Zelensky chegou a dizer que precisaria de um único encontro com Putin para negociar a paz. Nessa ocasião, ele olharia no olho do líder russo, contaria uma piada e o conflito estaria terminado. Em cinco anos de guerra pelo controle da região leste da Ucrânia, cerca de 10 mil ucranianos morreram.

Como presidente, o ucraniano pediu, insistiu por um encontro com Putin, mas só foi recebido pelo russo oito meses depois de sua posse, em dezembro de 2019. Zelensky tentou uma piada, mas não funcionou. A Ucrânia não passava de um peão no tabuleiro das grandes potências, como observa Shuster.

Até o dia em que Putin decidiu aniquilar o vizinho e invadiu o país. Era fevereiro de 2022. E o mundo parou para ouvir Zelensky, agora um homem motivado e obstinado – desprovido de qualquer graça.

Essa descrição minuciosa e profunda do líder ucraniano fez a crítica internacional definir o livro O showman: Os bastidores da guerra que abalou o mundo e forjou a liderança de Volodymyr Zelensky, de Shuster, como “um relato monumental” da invasão da Ucrânia e da criação de uma nova liderança política.

Com 420 páginas, a obra é lançada no Brasil pela Record (R$ 104,90, a versão impressa, e R$ 53,91, a digital).

Fim da piada

A vida de Zelensky, na verdade, deu uma virada com a anexação da Criméia, em 2014, pelas tropas de Putin.
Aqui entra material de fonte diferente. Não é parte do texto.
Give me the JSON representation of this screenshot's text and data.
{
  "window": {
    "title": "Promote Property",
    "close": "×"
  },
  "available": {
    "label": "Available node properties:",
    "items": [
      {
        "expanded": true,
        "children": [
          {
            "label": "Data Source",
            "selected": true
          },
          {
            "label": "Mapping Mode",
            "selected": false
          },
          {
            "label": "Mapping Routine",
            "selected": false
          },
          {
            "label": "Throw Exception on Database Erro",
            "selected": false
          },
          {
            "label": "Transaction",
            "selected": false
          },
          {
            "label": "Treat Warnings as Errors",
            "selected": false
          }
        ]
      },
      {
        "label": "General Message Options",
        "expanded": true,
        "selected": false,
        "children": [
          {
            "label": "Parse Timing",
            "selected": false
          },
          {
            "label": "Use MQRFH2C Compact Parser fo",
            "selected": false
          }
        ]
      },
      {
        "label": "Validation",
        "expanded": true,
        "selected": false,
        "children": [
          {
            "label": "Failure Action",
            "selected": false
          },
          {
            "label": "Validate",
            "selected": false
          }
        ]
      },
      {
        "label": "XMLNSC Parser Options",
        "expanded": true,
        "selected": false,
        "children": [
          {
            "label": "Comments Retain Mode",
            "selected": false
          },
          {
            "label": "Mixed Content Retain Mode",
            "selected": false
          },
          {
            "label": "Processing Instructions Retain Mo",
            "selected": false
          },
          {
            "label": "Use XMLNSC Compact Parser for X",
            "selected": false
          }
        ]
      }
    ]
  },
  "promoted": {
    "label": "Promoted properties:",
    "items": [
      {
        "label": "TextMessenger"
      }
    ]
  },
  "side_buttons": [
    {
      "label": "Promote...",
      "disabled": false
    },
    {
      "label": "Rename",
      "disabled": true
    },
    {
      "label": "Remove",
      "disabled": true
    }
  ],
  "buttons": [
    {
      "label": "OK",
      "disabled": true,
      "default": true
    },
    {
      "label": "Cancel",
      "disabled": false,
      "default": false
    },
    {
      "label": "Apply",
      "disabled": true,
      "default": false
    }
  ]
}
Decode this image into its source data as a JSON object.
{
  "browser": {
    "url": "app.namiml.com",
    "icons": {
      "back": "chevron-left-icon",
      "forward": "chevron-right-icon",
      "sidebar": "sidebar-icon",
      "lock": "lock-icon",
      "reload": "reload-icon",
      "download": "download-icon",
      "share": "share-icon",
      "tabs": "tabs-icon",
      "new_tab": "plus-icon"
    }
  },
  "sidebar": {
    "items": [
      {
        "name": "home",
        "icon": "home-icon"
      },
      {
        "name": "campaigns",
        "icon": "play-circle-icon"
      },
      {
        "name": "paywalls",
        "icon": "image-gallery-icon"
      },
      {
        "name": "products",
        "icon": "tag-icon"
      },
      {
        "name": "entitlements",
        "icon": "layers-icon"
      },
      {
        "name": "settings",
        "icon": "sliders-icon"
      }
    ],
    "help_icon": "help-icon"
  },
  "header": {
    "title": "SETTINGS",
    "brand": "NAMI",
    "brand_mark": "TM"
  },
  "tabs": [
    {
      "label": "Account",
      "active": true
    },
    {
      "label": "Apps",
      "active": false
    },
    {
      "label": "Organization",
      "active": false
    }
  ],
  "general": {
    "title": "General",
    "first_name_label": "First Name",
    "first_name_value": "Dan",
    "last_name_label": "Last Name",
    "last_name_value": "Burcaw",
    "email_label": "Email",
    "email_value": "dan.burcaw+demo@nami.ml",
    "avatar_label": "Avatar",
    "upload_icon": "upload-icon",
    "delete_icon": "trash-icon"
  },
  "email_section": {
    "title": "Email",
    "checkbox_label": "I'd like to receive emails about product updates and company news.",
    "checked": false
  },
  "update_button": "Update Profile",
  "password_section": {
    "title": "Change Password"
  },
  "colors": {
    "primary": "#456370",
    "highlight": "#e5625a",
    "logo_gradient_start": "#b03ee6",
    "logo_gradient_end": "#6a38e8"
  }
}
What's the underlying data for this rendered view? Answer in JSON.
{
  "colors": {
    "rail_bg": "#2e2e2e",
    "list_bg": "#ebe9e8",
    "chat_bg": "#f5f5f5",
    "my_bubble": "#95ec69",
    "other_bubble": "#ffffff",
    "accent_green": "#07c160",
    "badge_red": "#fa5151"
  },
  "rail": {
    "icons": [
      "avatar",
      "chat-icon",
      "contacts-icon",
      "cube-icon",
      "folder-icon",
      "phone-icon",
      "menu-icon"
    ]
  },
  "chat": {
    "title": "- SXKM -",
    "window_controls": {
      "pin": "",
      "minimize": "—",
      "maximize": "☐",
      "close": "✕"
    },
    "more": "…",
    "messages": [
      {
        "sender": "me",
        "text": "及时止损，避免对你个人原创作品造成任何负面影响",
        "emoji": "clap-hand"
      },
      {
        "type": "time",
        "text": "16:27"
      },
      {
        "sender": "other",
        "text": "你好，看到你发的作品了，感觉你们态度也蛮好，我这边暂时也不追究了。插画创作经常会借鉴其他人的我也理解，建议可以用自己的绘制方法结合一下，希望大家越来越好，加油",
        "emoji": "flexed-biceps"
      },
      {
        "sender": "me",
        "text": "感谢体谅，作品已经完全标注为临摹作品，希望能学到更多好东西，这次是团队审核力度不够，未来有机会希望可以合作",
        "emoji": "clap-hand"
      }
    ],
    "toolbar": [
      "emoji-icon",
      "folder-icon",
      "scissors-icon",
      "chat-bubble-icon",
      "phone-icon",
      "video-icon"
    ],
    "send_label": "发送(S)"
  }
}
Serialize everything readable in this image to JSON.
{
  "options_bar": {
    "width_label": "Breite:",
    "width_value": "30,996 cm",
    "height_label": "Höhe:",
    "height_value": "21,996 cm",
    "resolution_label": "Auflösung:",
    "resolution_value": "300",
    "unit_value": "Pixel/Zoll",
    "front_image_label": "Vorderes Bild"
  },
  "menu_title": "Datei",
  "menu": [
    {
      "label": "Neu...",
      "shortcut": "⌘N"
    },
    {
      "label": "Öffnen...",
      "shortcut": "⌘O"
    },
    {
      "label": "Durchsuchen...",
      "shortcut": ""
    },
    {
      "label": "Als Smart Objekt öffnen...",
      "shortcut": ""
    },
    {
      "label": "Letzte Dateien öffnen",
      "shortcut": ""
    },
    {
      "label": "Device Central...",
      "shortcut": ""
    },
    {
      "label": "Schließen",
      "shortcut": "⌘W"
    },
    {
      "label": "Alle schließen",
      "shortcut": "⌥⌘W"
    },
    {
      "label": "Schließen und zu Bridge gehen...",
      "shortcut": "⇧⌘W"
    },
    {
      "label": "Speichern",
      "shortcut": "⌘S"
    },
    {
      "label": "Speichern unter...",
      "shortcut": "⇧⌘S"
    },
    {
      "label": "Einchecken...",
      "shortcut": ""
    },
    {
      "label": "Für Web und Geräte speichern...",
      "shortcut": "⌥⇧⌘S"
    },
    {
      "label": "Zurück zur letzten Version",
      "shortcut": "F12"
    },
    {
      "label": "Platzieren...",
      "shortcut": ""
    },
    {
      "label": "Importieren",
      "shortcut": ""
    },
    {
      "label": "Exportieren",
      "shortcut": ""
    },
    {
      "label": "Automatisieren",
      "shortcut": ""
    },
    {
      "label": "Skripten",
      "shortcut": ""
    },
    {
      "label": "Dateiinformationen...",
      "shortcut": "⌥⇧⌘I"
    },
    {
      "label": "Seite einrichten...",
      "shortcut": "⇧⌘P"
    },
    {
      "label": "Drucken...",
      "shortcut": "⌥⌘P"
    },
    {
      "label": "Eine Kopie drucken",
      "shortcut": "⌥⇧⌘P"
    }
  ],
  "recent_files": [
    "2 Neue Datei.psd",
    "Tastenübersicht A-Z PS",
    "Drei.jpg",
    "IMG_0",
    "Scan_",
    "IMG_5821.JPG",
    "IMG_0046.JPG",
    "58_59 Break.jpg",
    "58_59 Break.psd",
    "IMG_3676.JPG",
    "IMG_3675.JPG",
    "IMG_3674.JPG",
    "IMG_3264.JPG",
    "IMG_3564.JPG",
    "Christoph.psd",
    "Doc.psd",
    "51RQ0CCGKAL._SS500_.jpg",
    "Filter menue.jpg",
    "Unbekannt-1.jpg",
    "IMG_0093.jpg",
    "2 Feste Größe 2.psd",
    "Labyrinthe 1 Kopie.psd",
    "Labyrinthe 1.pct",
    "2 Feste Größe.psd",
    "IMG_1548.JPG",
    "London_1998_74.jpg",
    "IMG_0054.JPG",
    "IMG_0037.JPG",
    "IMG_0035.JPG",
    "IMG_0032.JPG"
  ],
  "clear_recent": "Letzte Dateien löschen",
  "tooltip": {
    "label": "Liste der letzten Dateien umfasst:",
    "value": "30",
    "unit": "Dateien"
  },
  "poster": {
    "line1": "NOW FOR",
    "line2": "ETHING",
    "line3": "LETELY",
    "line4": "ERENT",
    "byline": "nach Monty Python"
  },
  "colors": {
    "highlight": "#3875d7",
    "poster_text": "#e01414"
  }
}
Na ocasião, o comediante decidiu que desaceleraria seus negócios na Rússia. Dizia que não podia subir em um palco para fazer os russos rirem depois do que Putin havia feito. Para ele, foi uma facada nas costas de um irmão.

Nesse período, Zelensky foi à tevê não para fazer piada, mas um apelo ao líder russo: “Não coloque nosso país de joelhos, não coloque nosso povo de joelhos.” “Aquele foi um momento decisivo para a sua carreira política”, diz Shuster.

Logo depois de assumir a presidência, apesar da corrupção, da briga pela Criméia e tanto outros problemas, por arrogância ou ingenuidade, Zelensky tinha certeza de que o modo com o qual ele sempre se colocou no mundo, não precisaria mudar.

“Sua vida de artista tinha lhe ensinado o necessário para que desempenhasse o papel de presidente e ele pretendia continuar sendo a pessoa que sua experiência tinha forjado”, lê-se em O showman.

Tudo mudaria em 24 de fevereiro de 2022, quando as tropas russas tomaram a Ucrânia. Aí, conta Shuster, Zelensky surpreendeu a todos. As maiores mudanças são o foco do livro e ocorreram nos primeiros meses da invasão.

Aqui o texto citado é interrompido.